El carnaval “se presenta como un ritual de rebelión, pero en realidad opera como estrategia para reconducir a la gente, tras cierto estado de catarsis, a la situación anterior al paréntesis que significa la fiesta”, abunda el antropólogo Max Gluckman.
Eso ocurrió con Penta. Tras la liberadora ilusión de igualdad ante la ley de la audiencia, cada uno volvió a lo suyo. Después de 44 días, Délano y Lavín abandonaron sigilosamente la cárcel. Todo terminó con la obstrucción de la investigación, clases de ética para ellos, castigo a los capataces que, en la Fiscalía e Impuestos Internos, osaron rebelarse, y el reforzamiento del orden anterior.
“Concluido el tiempo carnaválico, tras la cíclica quema de adrenalina y de energías vitales acumuladas, el poder hegemónico y la rutina laboral reconducen al pueblo. El ritual opera como amortiguador cultural, a modo de terapia sicológica colectiva”, dice el sicoanalista Manuel Torres.
La fórmula para apagar el carnaval es explícita. Si no agachan la cabeza, los capataces serán humillados públicamente, al revelarse su verdadero estatus. El patrón sabe que, para ascender, muchos de ellos han debido ejecutar actos de genuflexión: pasar por el besamanos, pedir y dar favores, rendir pleitesía al verdadero poder.

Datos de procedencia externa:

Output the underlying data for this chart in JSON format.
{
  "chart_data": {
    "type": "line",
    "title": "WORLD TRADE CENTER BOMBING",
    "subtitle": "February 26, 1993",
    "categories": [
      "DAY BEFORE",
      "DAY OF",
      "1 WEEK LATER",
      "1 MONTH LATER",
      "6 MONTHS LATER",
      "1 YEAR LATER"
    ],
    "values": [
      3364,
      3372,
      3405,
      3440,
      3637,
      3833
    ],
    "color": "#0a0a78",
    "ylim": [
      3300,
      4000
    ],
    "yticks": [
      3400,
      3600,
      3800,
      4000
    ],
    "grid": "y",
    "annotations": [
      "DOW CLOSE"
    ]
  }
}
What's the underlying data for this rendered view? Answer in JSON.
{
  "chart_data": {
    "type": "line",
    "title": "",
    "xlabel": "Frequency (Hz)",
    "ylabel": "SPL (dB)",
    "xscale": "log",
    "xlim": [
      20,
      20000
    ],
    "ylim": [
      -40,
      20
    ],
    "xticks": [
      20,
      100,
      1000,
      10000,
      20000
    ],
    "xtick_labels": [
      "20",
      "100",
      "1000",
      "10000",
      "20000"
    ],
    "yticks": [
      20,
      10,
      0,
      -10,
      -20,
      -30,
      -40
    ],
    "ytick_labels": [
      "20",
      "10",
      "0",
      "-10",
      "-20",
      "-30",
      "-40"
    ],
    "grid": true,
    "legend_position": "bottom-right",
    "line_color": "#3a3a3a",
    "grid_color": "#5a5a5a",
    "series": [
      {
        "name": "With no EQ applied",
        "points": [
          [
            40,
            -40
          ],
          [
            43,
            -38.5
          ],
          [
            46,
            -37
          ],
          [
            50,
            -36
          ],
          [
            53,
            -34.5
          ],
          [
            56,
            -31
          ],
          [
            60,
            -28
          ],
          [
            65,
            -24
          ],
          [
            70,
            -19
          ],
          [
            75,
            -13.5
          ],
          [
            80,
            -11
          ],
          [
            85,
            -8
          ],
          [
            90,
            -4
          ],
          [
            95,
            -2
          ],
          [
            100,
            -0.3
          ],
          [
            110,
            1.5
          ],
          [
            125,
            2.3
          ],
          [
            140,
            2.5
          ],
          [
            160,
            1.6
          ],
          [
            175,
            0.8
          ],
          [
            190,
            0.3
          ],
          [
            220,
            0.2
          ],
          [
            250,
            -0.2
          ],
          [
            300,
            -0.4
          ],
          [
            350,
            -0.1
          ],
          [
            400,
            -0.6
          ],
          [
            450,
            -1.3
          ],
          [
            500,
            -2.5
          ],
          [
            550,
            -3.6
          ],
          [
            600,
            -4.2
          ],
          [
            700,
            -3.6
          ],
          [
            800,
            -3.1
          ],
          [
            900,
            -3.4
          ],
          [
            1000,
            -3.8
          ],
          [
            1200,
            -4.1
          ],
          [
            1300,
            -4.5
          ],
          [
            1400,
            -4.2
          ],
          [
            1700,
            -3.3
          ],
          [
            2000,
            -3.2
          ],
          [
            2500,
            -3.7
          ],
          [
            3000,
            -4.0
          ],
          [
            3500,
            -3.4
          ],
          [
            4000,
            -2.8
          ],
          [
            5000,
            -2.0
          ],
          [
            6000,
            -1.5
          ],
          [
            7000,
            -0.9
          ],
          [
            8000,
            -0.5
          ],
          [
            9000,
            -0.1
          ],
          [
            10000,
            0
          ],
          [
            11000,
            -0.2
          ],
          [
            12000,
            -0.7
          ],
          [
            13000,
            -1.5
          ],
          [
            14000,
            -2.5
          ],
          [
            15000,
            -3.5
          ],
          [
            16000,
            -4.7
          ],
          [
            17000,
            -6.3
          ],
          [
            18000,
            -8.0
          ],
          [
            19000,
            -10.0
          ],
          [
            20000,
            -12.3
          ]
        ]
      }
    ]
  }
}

El teléfono de Hermosilla amenaza con ser el repositorio de aquellas miserias.
La apuesta es que, tras el breve tiempo carnavalesco, los capataces agacharán la cabeza, el pueblo será reconducido a la rutina, y las estructuras de poder retomarán su lugar. Tarde o temprano, habrá que barrer el confeti y volver a la hacienda.
Tiene lógica: es lo que ha ocurrido, una y otra vez, en nuestra historia.